By now the man, an elderly chap carrying worry beads in one hand and a navy woollen cap in the other, was standing before me. On his tanned bald head were visible beads of sweat. He really wanted to get to me before I got away. Before I could respond he was off again.

‘These babies always getting pushed around. It’s no good. No good. I see the mother she always pushing the big baby and I tell her it’s no good. But she never listen.’ He stopped ranting to breathe.

‘But my baby can’t walk. He’s only eight months old’, I replied by way of defending myself. I thought there could be little else to say on the subject. I expected the man would feel a little silly, shrug his shoulders and walk off in search of some other unsuspecting mother trying to go about her business. I was wrong.

‘Of course he can’t walk if you push him everywhere. If someone would push you would you walk?’ he asked rhetorically.

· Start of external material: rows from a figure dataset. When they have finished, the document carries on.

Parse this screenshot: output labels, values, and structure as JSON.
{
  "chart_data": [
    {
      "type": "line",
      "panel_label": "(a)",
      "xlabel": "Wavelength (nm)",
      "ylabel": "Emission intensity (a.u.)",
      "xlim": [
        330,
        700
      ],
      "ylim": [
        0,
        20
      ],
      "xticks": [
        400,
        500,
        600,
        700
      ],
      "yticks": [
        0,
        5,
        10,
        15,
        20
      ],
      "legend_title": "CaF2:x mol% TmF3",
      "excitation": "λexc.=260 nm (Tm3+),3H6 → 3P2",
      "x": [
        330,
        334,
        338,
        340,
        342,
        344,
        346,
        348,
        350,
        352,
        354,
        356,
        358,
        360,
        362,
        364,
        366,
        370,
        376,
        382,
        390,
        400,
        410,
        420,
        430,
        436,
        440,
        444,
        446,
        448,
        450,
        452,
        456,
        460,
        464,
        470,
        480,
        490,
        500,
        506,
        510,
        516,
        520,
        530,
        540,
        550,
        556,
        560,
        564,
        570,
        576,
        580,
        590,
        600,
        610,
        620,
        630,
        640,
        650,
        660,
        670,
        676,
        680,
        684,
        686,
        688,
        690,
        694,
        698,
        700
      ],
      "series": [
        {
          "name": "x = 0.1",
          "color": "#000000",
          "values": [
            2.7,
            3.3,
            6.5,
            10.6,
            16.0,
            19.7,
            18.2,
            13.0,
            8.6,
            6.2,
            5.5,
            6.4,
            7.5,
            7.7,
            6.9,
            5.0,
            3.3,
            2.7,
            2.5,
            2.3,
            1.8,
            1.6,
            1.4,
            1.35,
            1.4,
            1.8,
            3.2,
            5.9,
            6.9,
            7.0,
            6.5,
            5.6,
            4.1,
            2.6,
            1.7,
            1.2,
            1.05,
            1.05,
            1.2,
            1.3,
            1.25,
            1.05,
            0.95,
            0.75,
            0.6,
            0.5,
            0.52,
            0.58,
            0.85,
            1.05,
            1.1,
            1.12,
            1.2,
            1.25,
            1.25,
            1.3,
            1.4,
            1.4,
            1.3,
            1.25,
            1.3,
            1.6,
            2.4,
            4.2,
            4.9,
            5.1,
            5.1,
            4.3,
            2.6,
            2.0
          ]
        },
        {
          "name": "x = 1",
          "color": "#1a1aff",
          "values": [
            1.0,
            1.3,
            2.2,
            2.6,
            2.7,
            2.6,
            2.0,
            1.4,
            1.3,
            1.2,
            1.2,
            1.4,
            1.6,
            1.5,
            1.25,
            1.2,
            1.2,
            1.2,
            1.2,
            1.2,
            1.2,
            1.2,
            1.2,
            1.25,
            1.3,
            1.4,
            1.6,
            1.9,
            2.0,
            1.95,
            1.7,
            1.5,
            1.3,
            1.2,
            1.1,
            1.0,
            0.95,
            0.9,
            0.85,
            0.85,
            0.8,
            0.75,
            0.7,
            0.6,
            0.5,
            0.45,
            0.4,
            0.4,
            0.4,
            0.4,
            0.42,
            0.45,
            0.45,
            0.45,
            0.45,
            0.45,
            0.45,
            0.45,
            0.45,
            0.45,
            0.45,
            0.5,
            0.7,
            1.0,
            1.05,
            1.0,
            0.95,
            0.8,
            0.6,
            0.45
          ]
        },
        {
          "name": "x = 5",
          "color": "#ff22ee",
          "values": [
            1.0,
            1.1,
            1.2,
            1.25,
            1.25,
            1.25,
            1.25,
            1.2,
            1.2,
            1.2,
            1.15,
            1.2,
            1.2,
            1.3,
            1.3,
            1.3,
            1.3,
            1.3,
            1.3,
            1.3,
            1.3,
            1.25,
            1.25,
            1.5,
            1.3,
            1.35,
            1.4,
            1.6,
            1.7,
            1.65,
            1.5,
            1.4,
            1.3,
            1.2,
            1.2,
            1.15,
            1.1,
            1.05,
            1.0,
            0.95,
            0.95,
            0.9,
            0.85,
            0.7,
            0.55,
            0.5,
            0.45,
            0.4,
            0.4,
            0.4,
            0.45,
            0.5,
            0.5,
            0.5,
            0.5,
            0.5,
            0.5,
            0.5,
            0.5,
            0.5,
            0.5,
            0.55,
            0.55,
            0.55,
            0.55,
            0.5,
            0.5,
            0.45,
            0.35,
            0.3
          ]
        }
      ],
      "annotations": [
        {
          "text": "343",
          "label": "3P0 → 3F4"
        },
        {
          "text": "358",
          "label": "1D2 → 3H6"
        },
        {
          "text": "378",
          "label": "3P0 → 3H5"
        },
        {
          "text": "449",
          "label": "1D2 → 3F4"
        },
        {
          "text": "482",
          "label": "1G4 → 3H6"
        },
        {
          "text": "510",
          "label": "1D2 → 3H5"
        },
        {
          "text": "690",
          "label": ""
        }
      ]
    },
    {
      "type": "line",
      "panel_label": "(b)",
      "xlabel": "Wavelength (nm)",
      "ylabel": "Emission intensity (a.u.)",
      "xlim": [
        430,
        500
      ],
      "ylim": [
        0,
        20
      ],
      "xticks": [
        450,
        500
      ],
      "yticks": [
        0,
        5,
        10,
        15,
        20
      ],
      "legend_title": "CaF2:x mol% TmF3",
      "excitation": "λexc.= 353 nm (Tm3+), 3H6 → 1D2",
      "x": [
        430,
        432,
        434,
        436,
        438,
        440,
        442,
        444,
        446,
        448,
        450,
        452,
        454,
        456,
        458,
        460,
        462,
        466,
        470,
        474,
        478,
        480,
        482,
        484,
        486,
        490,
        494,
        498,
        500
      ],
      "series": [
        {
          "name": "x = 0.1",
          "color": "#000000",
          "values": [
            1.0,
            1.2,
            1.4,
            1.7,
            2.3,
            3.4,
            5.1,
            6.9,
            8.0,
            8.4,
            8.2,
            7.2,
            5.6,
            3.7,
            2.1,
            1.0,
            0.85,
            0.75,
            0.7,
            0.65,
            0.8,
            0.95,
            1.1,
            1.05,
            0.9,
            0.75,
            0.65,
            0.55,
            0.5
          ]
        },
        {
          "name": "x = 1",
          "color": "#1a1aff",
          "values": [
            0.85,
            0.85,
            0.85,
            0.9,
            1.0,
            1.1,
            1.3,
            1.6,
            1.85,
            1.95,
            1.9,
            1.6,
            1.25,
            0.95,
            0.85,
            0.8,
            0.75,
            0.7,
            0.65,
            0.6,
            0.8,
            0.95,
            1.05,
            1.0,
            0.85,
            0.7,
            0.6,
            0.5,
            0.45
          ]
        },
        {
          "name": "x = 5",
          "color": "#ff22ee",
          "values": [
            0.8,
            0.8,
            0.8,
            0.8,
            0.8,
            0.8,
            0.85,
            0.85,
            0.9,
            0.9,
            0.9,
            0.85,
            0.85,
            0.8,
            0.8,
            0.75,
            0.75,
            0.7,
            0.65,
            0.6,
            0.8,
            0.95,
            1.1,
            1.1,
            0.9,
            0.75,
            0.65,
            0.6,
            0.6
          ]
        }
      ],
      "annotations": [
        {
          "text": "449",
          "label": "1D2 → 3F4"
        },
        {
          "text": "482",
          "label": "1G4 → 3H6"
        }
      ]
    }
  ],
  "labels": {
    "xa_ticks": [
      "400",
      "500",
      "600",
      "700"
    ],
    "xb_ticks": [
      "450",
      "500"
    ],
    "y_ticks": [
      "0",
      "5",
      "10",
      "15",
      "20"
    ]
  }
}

As if struck by lightening I was suddenly mortified at the parenting lecture I had just inflicted on my friend. I flushed with shame as I remembered her cowering at the table, leaning over her cup of coffee, willing me to drop the subject. Me all flapping jaws and unsolicited advice. Suddenly rather than the picture-perfect mother I felt like a mothercraft nazi.

The man was still standing before me, looking at me as though he had trumped the discussion. I could see he was pretty pleased with his logic. He could see I had to agree with him. At least he was smiling now. At me. As though I were some very dim person trying to do a good job but failing myself and my child through sheer ignorance.

As I saw it I had two choices. I could patiently go through all the developmental stages from newborn to five, which was a tempting but I suspected pointless exercise, or I could thank him for his concern and get as far away from him as possible and hope to never run into him again.

‘Thanks for that. I don’t know what I was thinking’, I said as I walked on past the man, resolving from now on to be more flapping ears than flapping jaws. As I left him there I thought to myself: ‘So many experts. So little time. Please God, don’t ever let me be as irritating as that bloke’.